Engadget pal Dave C. recently kicked it at the Intelligent Robotics Research Center in Seoul, South Korea, and wrote up this brief field report of his visit for us:
I was in Seoul recently and was lucky enough to arrange a meeting with Dr. Beomjae Yoo, Director of Intelligent Robotics Research Center at the Korean Institute of Science and Technology (KIST). He showed me around the lab, where I spotted two robots recently discussed here on Engadget before, a "male" bot named Maru, which means "pinnacle" or "apex", and a "female" bot named Ahra, which means "recognition". Unfortunately, I wasn't able to to see the robots operational, but there was also another, much larger humanoid model hanging in the hallway as well. I also spotted a room straight out of Blade Runner that was stocked full of assorted robot limbs and torsos.
Dr. Yoo focused a great deal on the networked brain KIST has developed for each robot. Each brain actually consists
of four to five computer stations connected to a server, one each for voice/speech recognition, face recognition,
object recognition, motion and movement, and general AI features such as speech (as Engadget mentioned, one server
setup can control both bots).
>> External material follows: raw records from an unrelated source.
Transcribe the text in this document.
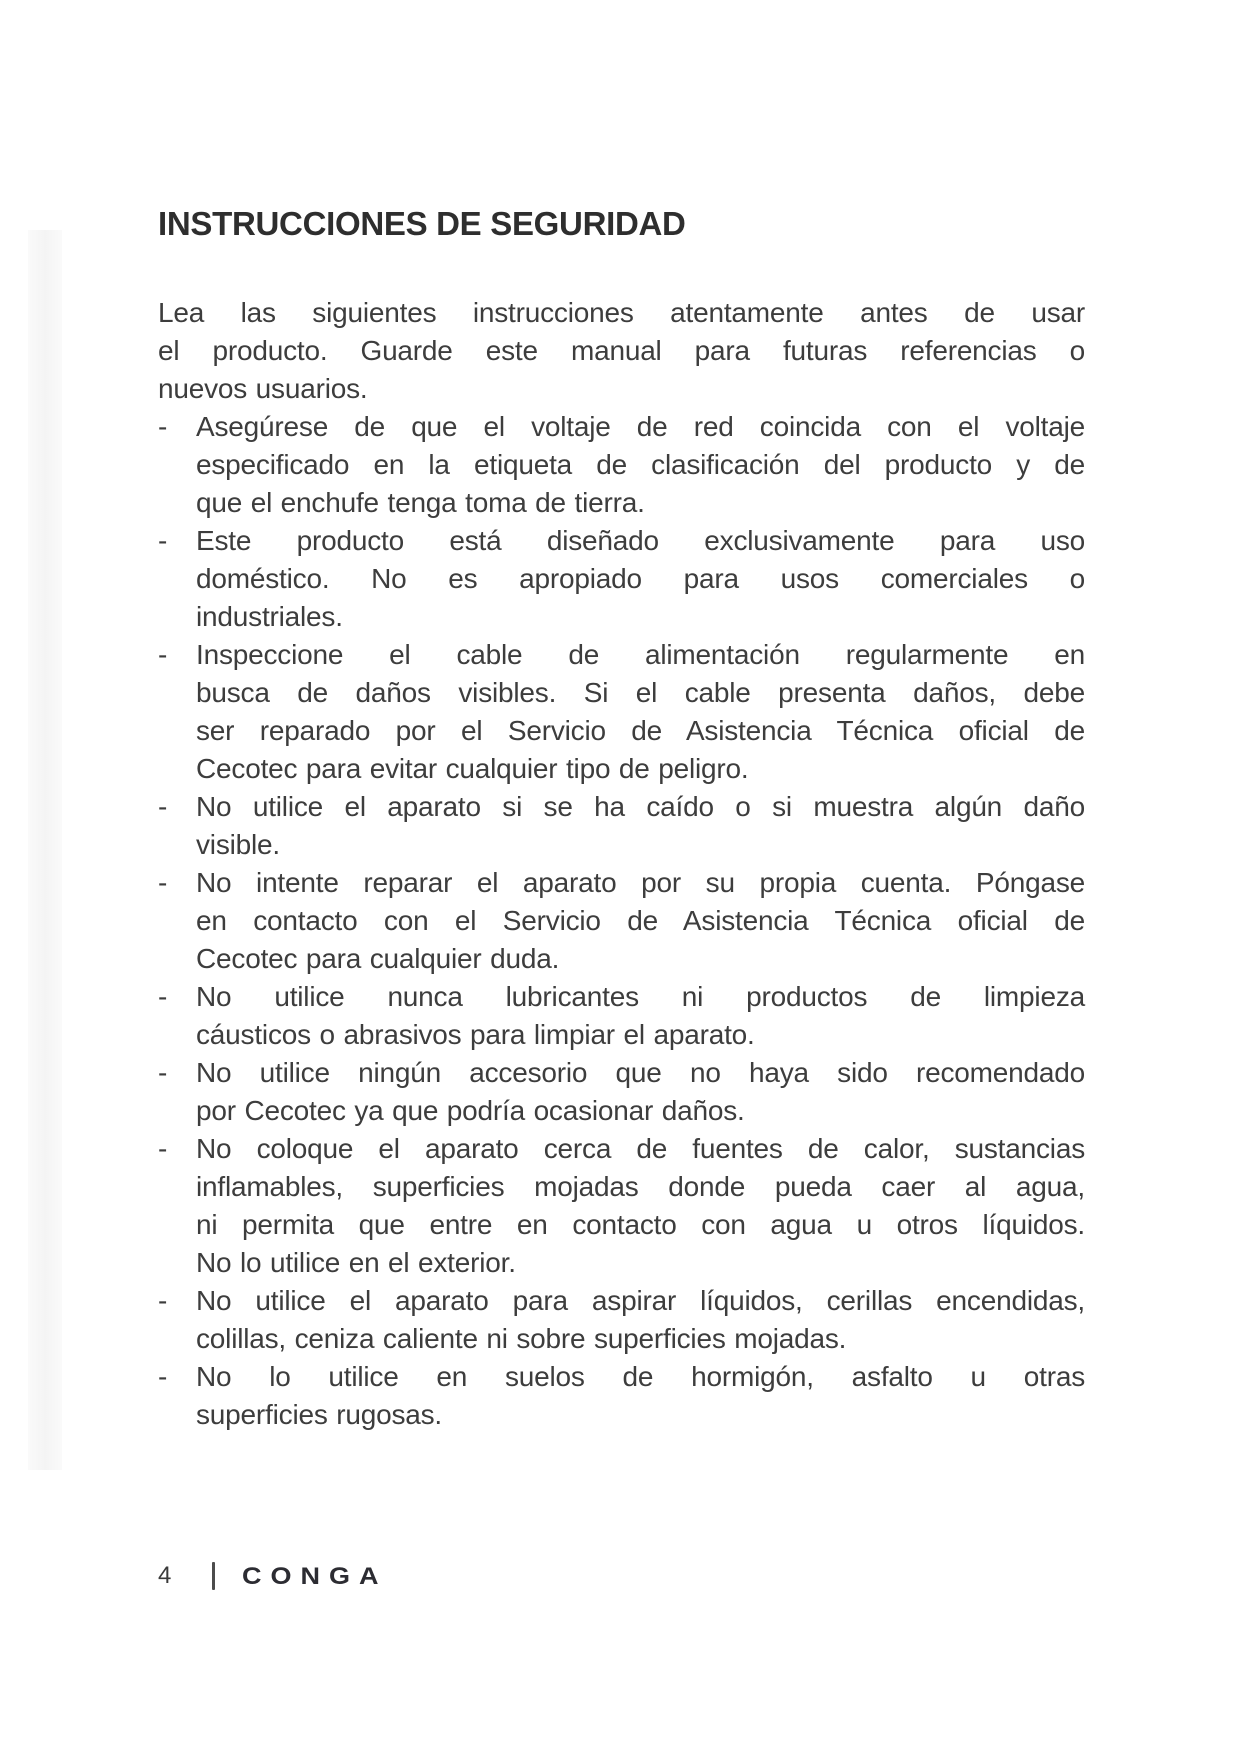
INSTRUCCIONES DE SEGURIDAD
Lea las siguientes instrucciones atentamente antes de usar
el producto. Guarde este manual para futuras referencias o
nuevos usuarios.
- Asegúrese de que el voltaje de red coincida con el voltaje
especificado en la etiqueta de clasificación del producto y de
que el enchufe tenga toma de tierra.
- Este producto está diseñado exclusivamente para uso
doméstico. No es apropiado para usos comerciales o
industriales.
- Inspeccione el cable de alimentación regularmente en
busca de daños visibles. Si el cable presenta daños, debe
ser reparado por el Servicio de Asistencia Técnica oficial de
Cecotec para evitar cualquier tipo de peligro.
- No utilice el aparato si se ha caído o si muestra algún daño
visible.
- No intente reparar el aparato por su propia cuenta. Póngase
en contacto con el Servicio de Asistencia Técnica oficial de
Cecotec para cualquier duda.
- No utilice nunca lubricantes ni productos de limpieza
cáusticos o abrasivos para limpiar el aparato.
- No utilice ningún accesorio que no haya sido recomendado
por Cecotec ya que podría ocasionar daños.
- No coloque el aparato cerca de fuentes de calor, sustancias
inflamables, superficies mojadas donde pueda caer al agua,
ni permita que entre en contacto con agua u otros líquidos.
No lo utilice en el exterior.
- No utilice el aparato para aspirar líquidos, cerillas encendidas,
colillas, ceniza caliente ni sobre superficies mojadas.
- No lo utilice en suelos de hormigón, asfalto u otras
superficies rugosas.
4	CONGA
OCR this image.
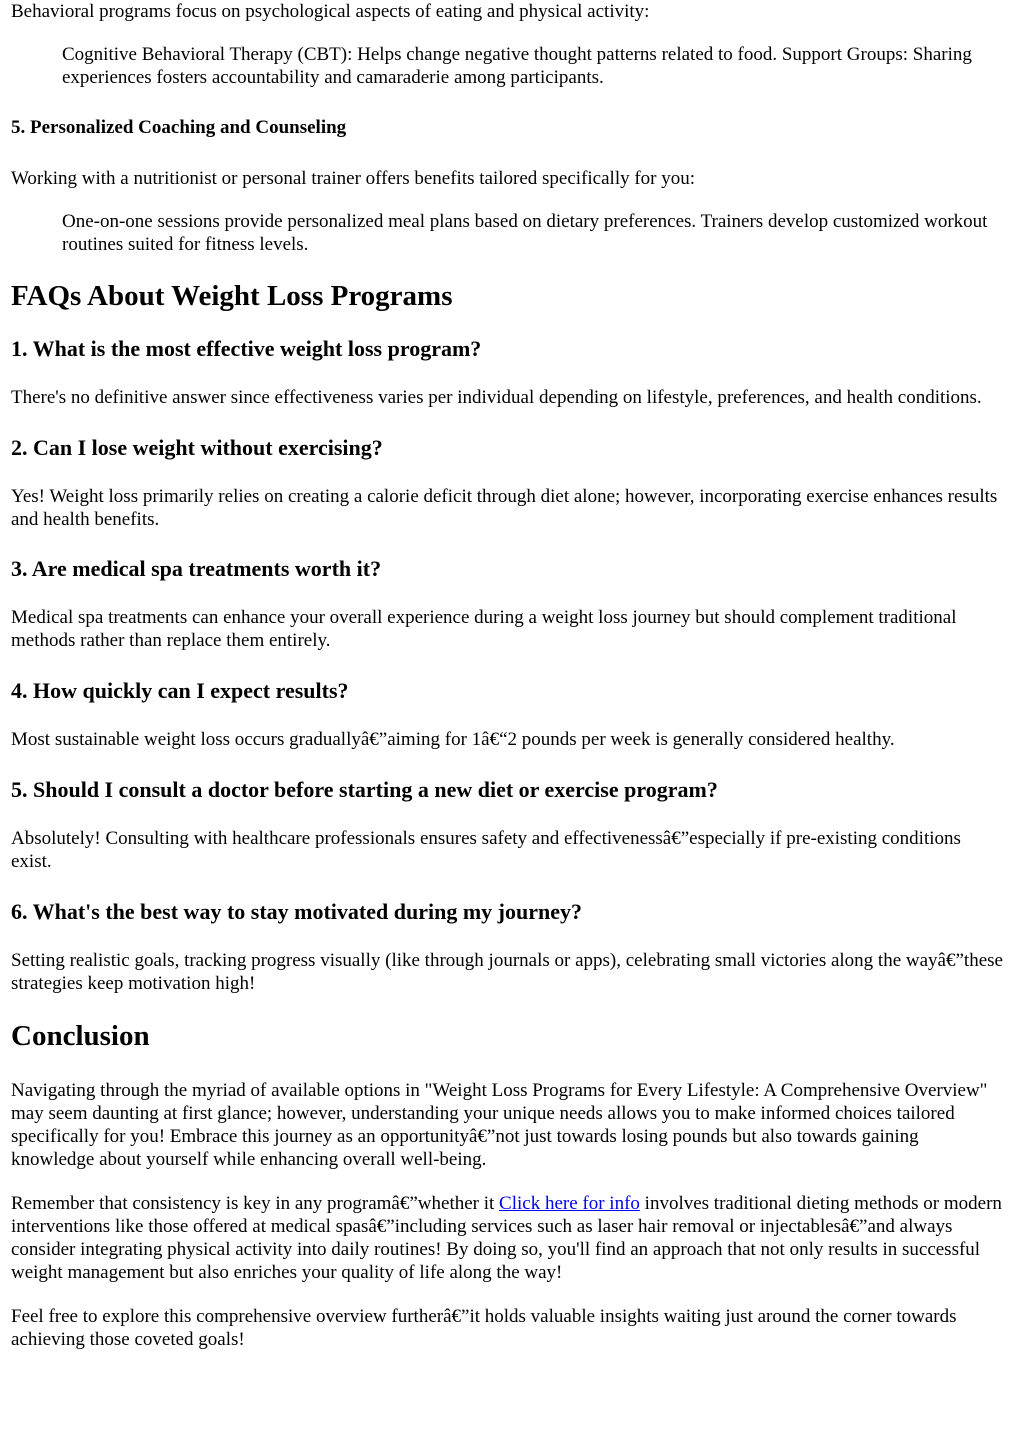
Behavioral programs focus on psychological aspects of eating and physical activity:

Cognitive Behavioral Therapy (CBT): Helps change negative thought patterns related to food. Support Groups: Sharing experiences fosters accountability and camaraderie among participants.
5. Personalized Coaching and Counseling

Working with a nutritionist or personal trainer offers benefits tailored specifically for you:

One-on-one sessions provide personalized meal plans based on dietary preferences. Trainers develop customized workout routines suited for fitness levels.
FAQs About Weight Loss Programs
1. What is the most effective weight loss program?

There's no definitive answer since effectiveness varies per individual depending on lifestyle, preferences, and health conditions.

2. Can I lose weight without exercising?

Yes! Weight loss primarily relies on creating a calorie deficit through diet alone; however, incorporating exercise enhances results and health benefits.

3. Are medical spa treatments worth it?

Medical spa treatments can enhance your overall experience during a weight loss journey but should complement traditional methods rather than replace them entirely.

4. How quickly can I expect results?

Most sustainable weight loss occurs graduallyâ€”aiming for 1â€“2 pounds per week is generally considered healthy.

5. Should I consult a doctor before starting a new diet or exercise program?

Absolutely! Consulting with healthcare professionals ensures safety and effectivenessâ€”especially if pre-existing conditions exist.

6. What's the best way to stay motivated during my journey?

Setting realistic goals, tracking progress visually (like through journals or apps), celebrating small victories along the wayâ€”these strategies keep motivation high!

Conclusion

Navigating through the myriad of available options in "Weight Loss Programs for Every Lifestyle: A Comprehensive Overview" may seem daunting at first glance; however, understanding your unique needs allows you to make informed choices tailored specifically for you! Embrace this journey as an opportunityâ€”not just towards losing pounds but also towards gaining knowledge about yourself while enhancing overall well-being.

Remember that consistency is key in any programâ€”whether it Click here for info involves traditional dieting methods or modern interventions like those offered at medical spasâ€”including services such as laser hair removal or injectablesâ€”and always consider integrating physical activity into daily routines! By doing so, you'll find an approach that not only results in successful weight management but also enriches your quality of life along the way!

Feel free to explore this comprehensive overview furtherâ€”it holds valuable insights waiting just around the corner towards achieving those coveted goals!
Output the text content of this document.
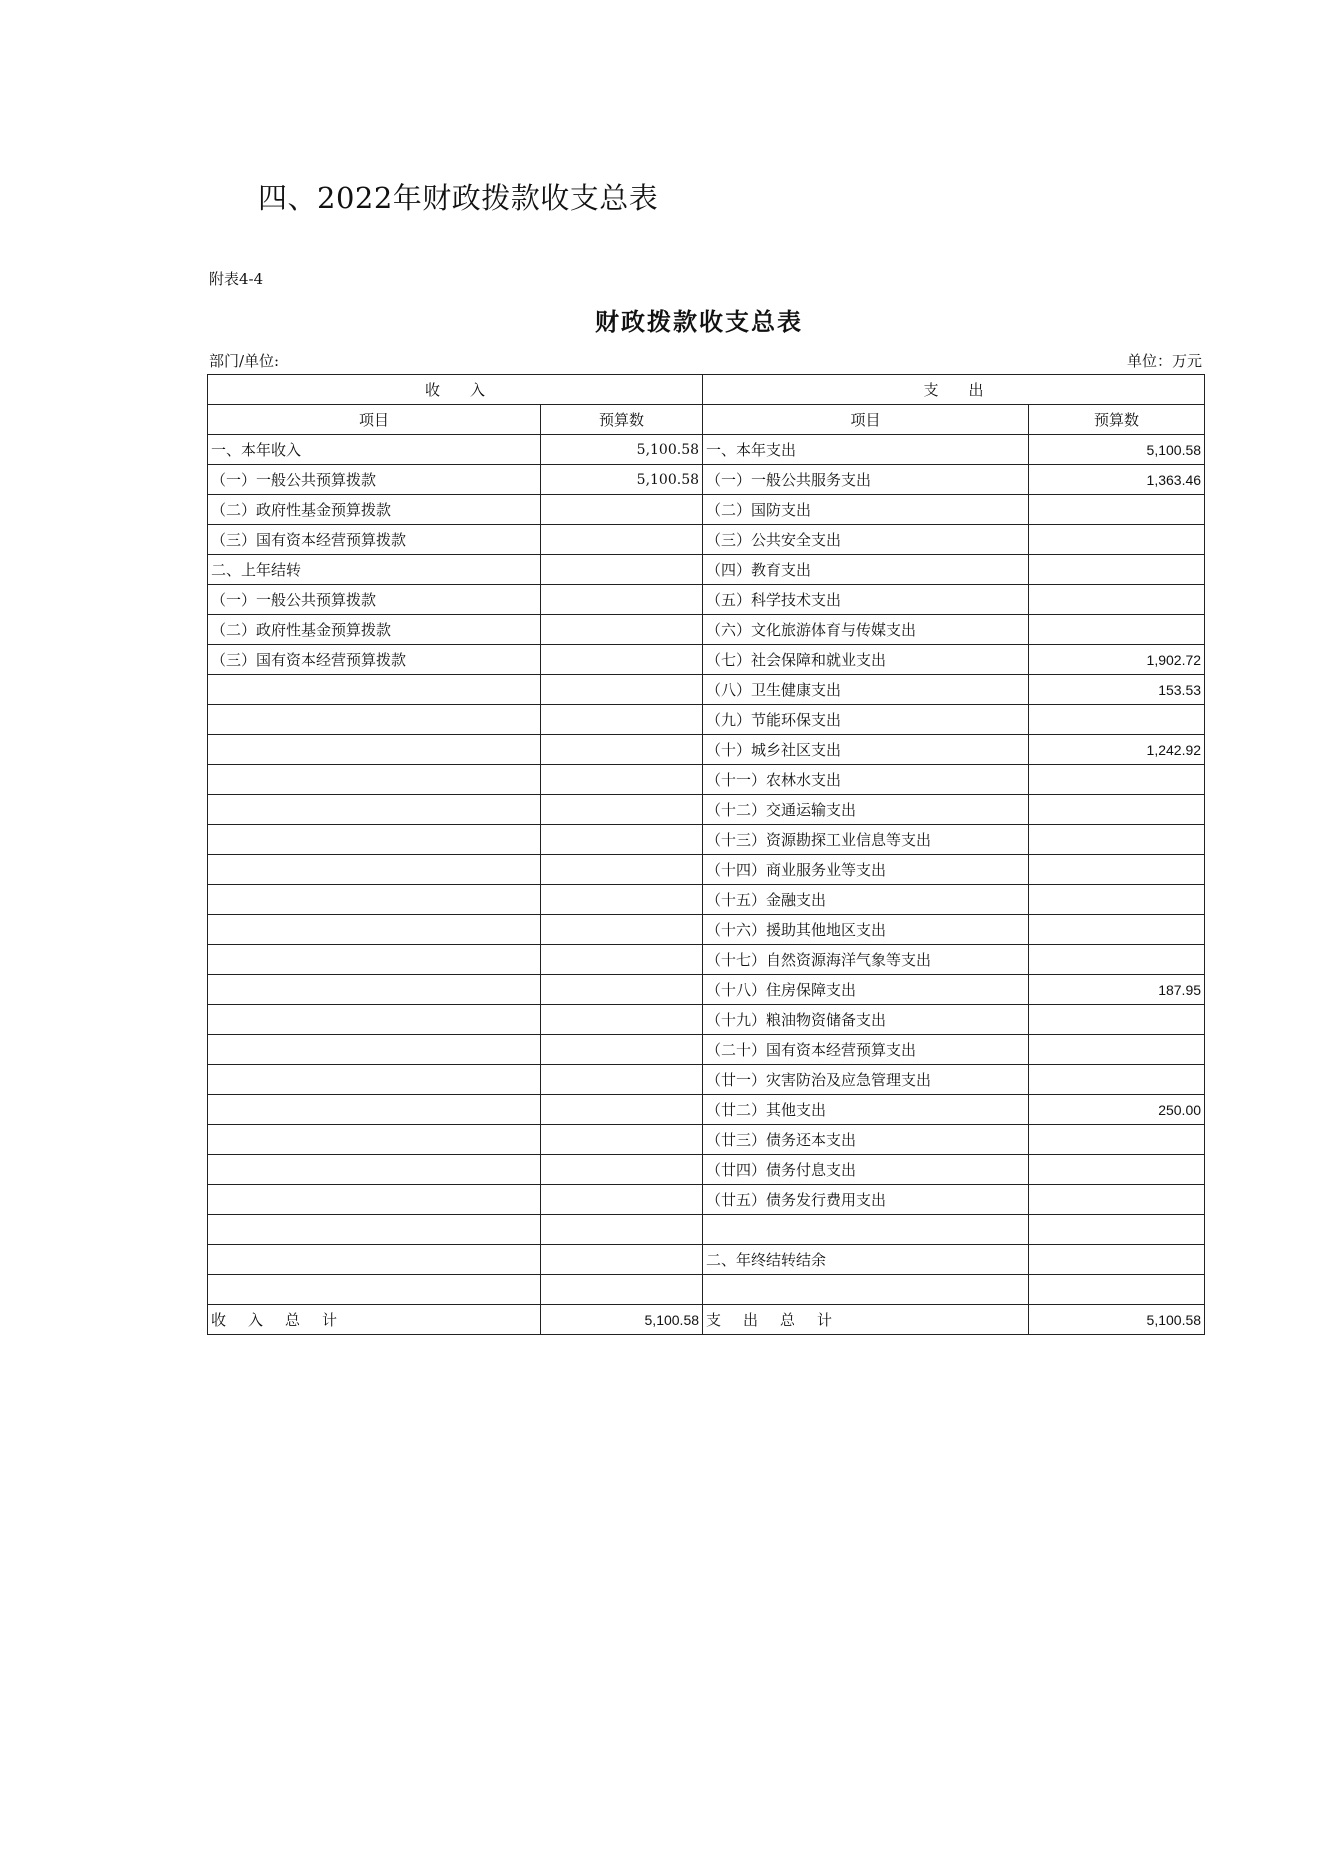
四、2022年财政拨款收支总表
附表4-4
财政拨款收支总表
部门/单位:	单位：万元
收　　入		支　　出	
项目	预算数	项目	预算数
一、本年收入	5,100.58	一、本年支出	5,100.58
（一）一般公共预算拨款	5,100.58	（一）一般公共服务支出	1,363.46
（二）政府性基金预算拨款		（二）国防支出	
（三）国有资本经营预算拨款		（三）公共安全支出	
二、上年结转		（四）教育支出	
（一）一般公共预算拨款		（五）科学技术支出	
（二）政府性基金预算拨款		（六）文化旅游体育与传媒支出	
（三）国有资本经营预算拨款		（七）社会保障和就业支出	1,902.72
		（八）卫生健康支出	153.53
		（九）节能环保支出	
		（十）城乡社区支出	1,242.92
		（十一）农林水支出	
		（十二）交通运输支出	
		（十三）资源勘探工业信息等支出	
		（十四）商业服务业等支出	
		（十五）金融支出	
		（十六）援助其他地区支出	
		（十七）自然资源海洋气象等支出	
		（十八）住房保障支出	187.95
		（十九）粮油物资储备支出	
		（二十）国有资本经营预算支出	
		（廿一）灾害防治及应急管理支出	
		（廿二）其他支出	250.00
		（廿三）债务还本支出	
		（廿四）债务付息支出	
		（廿五）债务发行费用支出	

		二、年终结转结余	

收入总计	5,100.58	支出总计	5,100.58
I asked Dr. Yoo whether the robots could do deductive reasoning (for example, if you fed
them the information that A=B and B=C, can it figure out that A=C), and he said that they would have that capability by
the end of the year. He said that some of the most difficult aspects of developing the robots were related to
kinesthetics and movement, but that the hardest of all was creating the ability to adapt to a moving, changing
environment, both from the physical response side and from the pattern recognition/AI side.
These robots are part of wider a project to build an Ubiquitous Robotic Companion, or URC. The URC is intended to be a robot butler that combines all the functionality of a cellphone and a computer with the abilities of a human concierge, so to speak. The part about the URC being ubiqutous refers to their goal of having these bots be a available to everybody regardless of income, so there will be a range of models available. Dr. Yoo said that he expected non-humanoid household bots in to be widespread within three years, but that humanoid bots will most likely take a decade or more before theyre ready for primetime. He predicted that humanoid bots would most likely enter the workforce in basic jobs such as waiting tables and working cash registers, as well as basic manual labor and household jobs.